Le président de l'Aéro-tourist tenait sous son regard franc et loyal le Petit Biscuitier qui, mal à l'aise, quoi qu'il en eût, affectait de ricaner. Il termina, pour achever de l'écraser.

—Des gens comme ce Charlot se vendent au plus offrant, risque à le trahir ensuite s'ils y trouvent le moindre avantage. J'ai simplement tenu à vous montrer le danger que vous courez maintenant avec un pareil misérable à votre bord. Ne s'est-il pas vanté—et le propos m'en a été rapporté—d'avoir causé la rupture de votre arbre d'hélice pour vous obliger à interrompre un voyage qui se prolongeait par trop à son gré!... Qui sait si, en ce moment même, il ne machine pas encore, pour le compte de l'un ou de l'autre, quelque embûche dont vous serez la victime!...
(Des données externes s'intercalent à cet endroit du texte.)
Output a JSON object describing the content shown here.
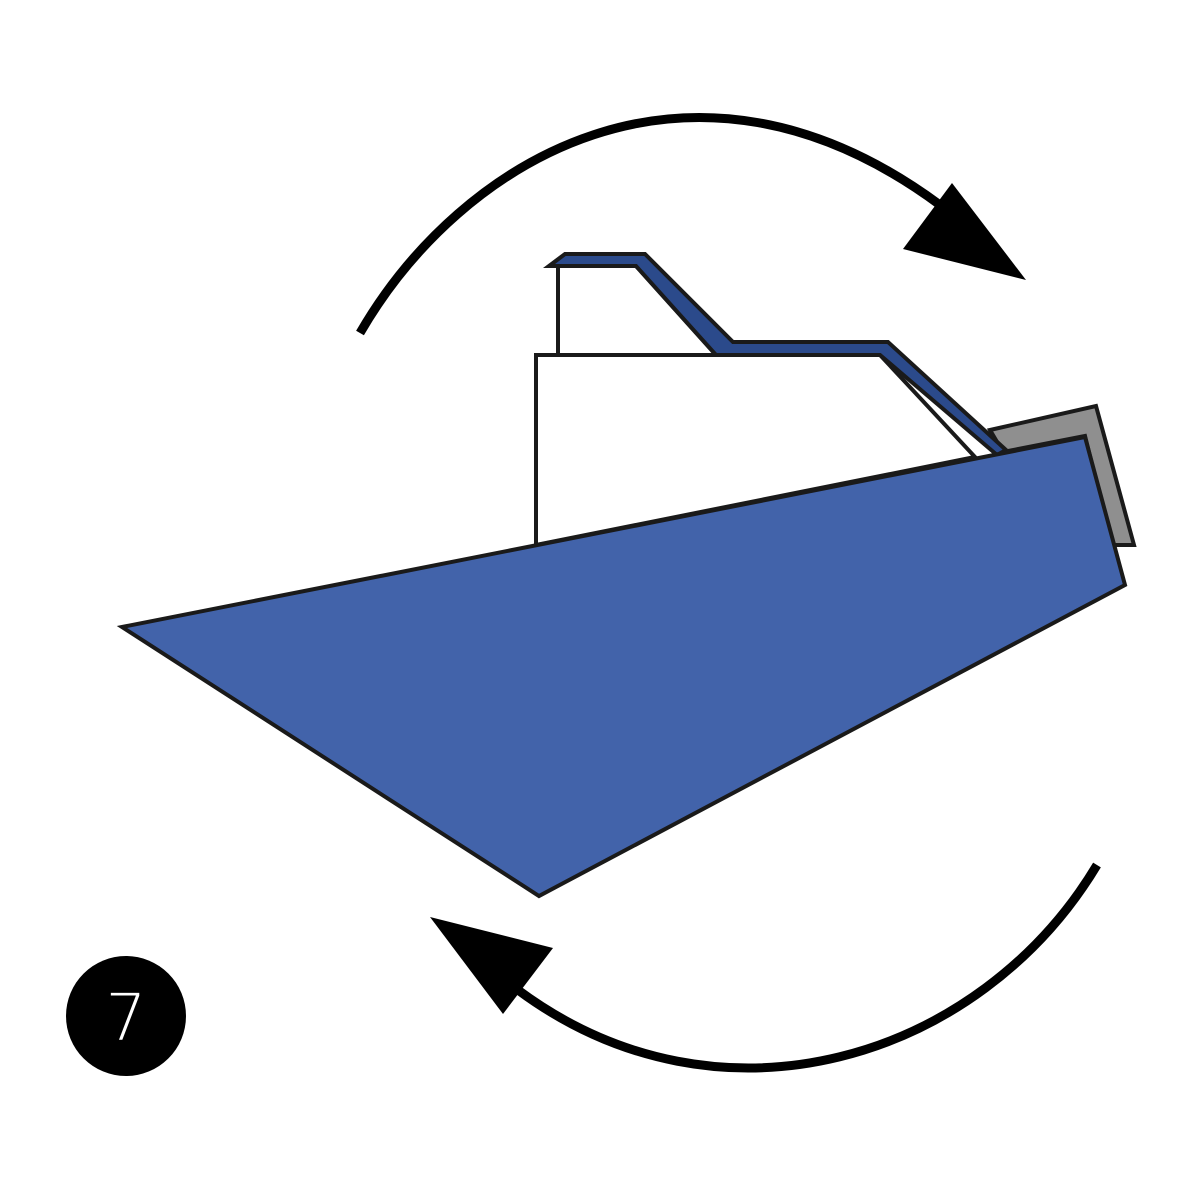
{
  "step": {
    "number": "7",
    "badge_color": "#000000",
    "text_color": "#ffffff"
  },
  "colors": {
    "paper_blue": "#4263aa",
    "paper_blue_dark": "#2b4a8b",
    "paper_back_gray": "#8f8f8f",
    "paper_white": "#ffffff",
    "outline": "#1a1a1a"
  },
  "icons": {
    "top_arrow": "curved-arrow-clockwise-icon",
    "bottom_arrow": "curved-arrow-clockwise-icon"
  }
}
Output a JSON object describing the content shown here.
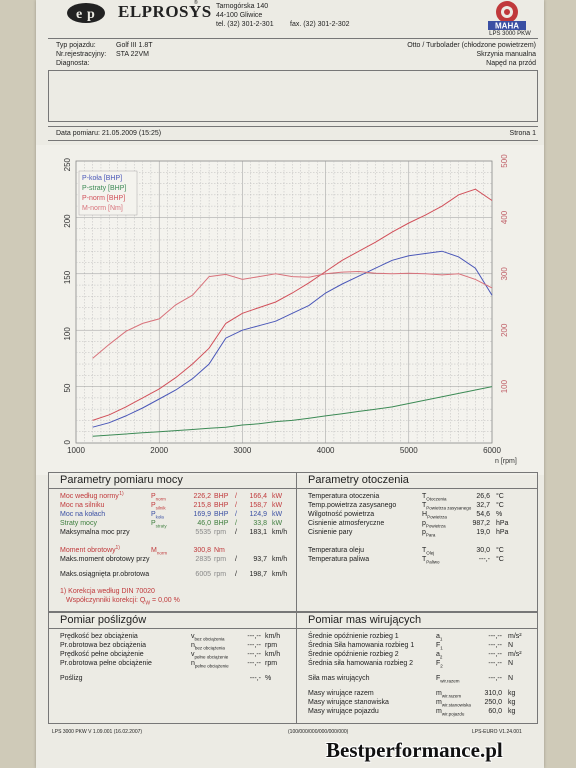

Pendant que parlait Robert de La Tour-Miranne, Claude Réviliod avait repassé dans son esprit toutes les solutions possibles lui permettant de se tirer de l'impasse où il s'était mis par suite de la collaboration qu'il avait acceptée du traître des ateliers Marius Gallet. Le meilleur parti lui parut être de jeter son complice par-dessus bord et de s'en débarrasser, même au prix d'un aveu humiliant. En agissant ainsi, il annulait les conséquences fâcheuses que pouvaient avoir pour lui les accusations que ne manquerait pas de porter contre lui Charles Bader s'il se voyait inquiété par la justice. C'était l'effet des assertions de ce complice, que l'on croirait s'il affirmait n'avoir été qu'un instrument entre ses mains, qu'il fallait détruire d'avance.

En conséquence de ces réflexions, qui avaient rapidement traversé son esprit, l'aéro-yachtman posa la main sur le bras de l'aviateur et l'attira à l'écart, puis à voix basse:

—Eh bien! oui, murmura-t-il, vous avez deviné. Le coup qui vous a atteint venait de moi, et c'est alléché par la promesse d'une récompense que le Charlot a détérioré votre aéroplane pour vous empêcher de partir et me laisser le champ libre. J'ai mal agi, je le reconnais, mais j'avais pour excuse mon désir excessif, exagéré, de supprimer un dangereux rival, et d'être seul à mettre en pratique le nouveau mode de voyage: le tourisme aérien. Heureusement, mes projets ont échoué, et maintenant j'en suis heureux parce que j'ai reconnu que l'émulation seule est féconde et sert le progrès. Je regrette donc ce stupide accès de jalousie qui eût pu avoir de graves conséquences et je vous prie de me le pardonner.

Le Petit Biscuitier savait bien ce qu'il faisait, en formulant ainsi un appel aux sentiments chevaleresques du marquis de La Tour-Miranne, et le résultat ne le surprit pas.

Le président de l'Aéro-tourist-club, d'un mouvement spontané, lui tendit la main.

—J'ai tout oublié, répondit-il, et de cette explication loyale il ne subsiste qu'un fait: luttons, mais à armes courtoises, et par les moyens qui nous conviendront le mieux à chacun, pour la science et pour le progrès!...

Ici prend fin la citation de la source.